The Joys of Elevators, Garbage Edition

I wrote recently about the joys of elevators, particularly coupled with the nifty-if-battered-and-stolen shopping cart that I use to take groceries or other bags from my car to my condo unit.

But the joy doesn’t stop there. The elevator not only goes up, it goes down. Which means I can use it to take out the garbage.

I hate garbage. I particularly hate modern garbage. Old timey traditional garbage was nice and simple. You take anything you want to throw out, you put it in a bag, and three or four times a week you take the garbage to the curb and nice men take it away for you.

Modern garbage is different. Now, you have to separate out certain types of garbage from other types of garbage, with the delineation between garbage types often seemingly arbitrary. Some paper goes into the clear garbage bags, other paper into the black garbage bags. And if you get it wrong, the mean people from some sort of enforcement division give you a ticket.

Not only that, but in my old apartment on the UWS, garbage was even worse.
First of all, my apartment was a walkup, three flights to the street.

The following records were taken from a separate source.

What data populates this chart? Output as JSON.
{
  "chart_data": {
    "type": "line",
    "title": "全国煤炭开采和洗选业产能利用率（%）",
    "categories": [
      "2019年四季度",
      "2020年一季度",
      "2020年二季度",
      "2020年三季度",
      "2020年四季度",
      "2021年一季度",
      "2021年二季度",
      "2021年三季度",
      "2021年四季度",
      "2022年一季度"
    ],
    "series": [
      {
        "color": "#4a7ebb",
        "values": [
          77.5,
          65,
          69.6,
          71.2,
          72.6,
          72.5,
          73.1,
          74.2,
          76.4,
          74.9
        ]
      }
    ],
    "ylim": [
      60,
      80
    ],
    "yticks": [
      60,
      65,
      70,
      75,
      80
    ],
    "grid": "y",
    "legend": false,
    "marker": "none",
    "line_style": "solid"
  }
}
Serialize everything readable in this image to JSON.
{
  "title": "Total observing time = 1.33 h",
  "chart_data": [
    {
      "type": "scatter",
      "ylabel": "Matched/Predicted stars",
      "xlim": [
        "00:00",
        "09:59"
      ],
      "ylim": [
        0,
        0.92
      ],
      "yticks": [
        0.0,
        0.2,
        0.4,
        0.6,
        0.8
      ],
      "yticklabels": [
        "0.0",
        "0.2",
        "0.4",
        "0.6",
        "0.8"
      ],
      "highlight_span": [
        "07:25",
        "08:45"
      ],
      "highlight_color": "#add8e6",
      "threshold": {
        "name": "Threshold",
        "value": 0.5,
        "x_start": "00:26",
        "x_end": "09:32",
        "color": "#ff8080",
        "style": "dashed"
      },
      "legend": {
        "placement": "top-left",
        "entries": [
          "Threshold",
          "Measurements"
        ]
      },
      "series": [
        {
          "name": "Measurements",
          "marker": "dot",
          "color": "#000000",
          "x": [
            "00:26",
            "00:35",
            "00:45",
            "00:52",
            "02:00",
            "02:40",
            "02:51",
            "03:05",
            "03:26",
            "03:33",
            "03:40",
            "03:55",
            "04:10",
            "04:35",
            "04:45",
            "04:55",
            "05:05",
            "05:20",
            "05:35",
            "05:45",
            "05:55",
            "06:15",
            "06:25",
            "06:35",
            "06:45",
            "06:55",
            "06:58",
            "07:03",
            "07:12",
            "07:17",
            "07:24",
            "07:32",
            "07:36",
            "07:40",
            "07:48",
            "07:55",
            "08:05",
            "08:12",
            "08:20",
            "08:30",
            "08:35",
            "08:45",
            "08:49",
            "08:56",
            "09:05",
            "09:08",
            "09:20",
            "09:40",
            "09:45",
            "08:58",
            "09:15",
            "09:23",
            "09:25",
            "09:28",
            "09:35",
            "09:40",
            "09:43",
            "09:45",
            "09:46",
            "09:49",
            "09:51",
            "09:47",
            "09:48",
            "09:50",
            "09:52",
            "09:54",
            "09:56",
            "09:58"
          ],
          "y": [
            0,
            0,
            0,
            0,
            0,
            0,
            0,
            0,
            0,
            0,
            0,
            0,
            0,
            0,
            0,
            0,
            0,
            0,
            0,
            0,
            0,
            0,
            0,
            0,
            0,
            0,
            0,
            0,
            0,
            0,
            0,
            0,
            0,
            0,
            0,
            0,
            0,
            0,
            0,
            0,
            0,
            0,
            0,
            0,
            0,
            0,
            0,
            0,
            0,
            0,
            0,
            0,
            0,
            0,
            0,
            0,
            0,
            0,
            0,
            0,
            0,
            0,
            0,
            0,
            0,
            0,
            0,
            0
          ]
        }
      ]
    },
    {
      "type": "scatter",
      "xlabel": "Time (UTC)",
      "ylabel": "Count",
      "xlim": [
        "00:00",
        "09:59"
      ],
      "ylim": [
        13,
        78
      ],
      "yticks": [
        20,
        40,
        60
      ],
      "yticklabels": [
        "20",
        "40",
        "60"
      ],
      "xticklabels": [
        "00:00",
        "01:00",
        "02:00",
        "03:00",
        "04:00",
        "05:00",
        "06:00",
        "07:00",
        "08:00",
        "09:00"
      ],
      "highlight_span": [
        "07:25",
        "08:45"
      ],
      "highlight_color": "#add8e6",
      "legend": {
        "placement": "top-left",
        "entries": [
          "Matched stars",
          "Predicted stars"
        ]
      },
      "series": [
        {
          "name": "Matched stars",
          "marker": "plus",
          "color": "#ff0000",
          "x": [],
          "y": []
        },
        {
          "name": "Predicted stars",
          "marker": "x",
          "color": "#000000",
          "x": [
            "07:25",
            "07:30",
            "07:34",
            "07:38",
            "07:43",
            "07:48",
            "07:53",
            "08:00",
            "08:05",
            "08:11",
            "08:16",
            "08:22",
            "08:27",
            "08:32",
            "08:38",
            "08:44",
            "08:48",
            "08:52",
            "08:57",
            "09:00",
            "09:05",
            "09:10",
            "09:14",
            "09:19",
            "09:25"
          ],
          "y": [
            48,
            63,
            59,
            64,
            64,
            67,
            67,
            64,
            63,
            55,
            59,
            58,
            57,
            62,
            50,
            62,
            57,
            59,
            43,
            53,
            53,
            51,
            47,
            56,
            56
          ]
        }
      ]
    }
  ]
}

So I’d come home at night, climb those stairs, and have to pick up garbage to walk down the stairs, only to have to walk back up if I wanted to sleep in my apartment. I hated climbing those stairs.

Second, they only picked up the clear garbage once a week, so you had to live with the clutter and stink of old cans and bottles for days and days until you could get rid of it. And if you forgot to drop them off Tuesday night, as I often did, you lived with them another week.

(Which reminds me of the time that I forgot, despite much nagging reminding from the wife, to bring the regular garbage down. And this wasn’t regular garbage, but three or four days worth of stinky garbage. So I oversleep a little the next morning, realize I forgot to put out the garbage, look out the window, and realize that the nice men have already come, and I’ve got two more days of stinky garbage and unhappy wife in front of me. Without telling her, I took the garbage down to the street, and nonchalantly (as nonchalantly as you can be carrying two bags of stinky garbage) carried it to the street, where I blatantly and illegally dumped them in the garbage can on the corner. I then slinked (slunk?) away, hoping no one saw me, and then cheerily went to work with the airy feeling of a man who has gotten away with something. That night, my wife sees me, and says, “was that OUR garbage in the can on the corner?” I still don’t know how she caught me).

And third, I hated the tying. I don’t know why this in particular bothered me, but I hated collecting all the newspapers — and I read a lot of newspapers — and tying them with twine. I hated doing that.

So one of the GREAT things about living in the suburbs is the joy of putting out the garbage. I still have the clear and the opaque, but here are the differences:

1. The elevator
Instead of walking up and down stairs, I take the garbage down in the elevator. I may not have mentioned this, but I hate stairs.

2. The shopping cart
My stolen shopping cart — stolen not by me, mind you — means I don’t even have to carry the garbage. I load it in the cart, and just roll it. Whoever invented wheels, I salute you.

3. The garbage room
I’ve never had a garbage room before. It’s a room, a very very very stinky room, in which we put the garbage. And we can put it there anytime we want, any day of the week. No more forgetting when the pickups are.

4. No twine
This is the best. No more twine. The nice guys who pick up the recycleables just want you to dump the newspapers into one of the bins — no bags, no twine. By itself, this change in my life has improved my daily mood by 8.5%.

So although I miss certain things about living in the city, my suburban garbage experience kicks ass.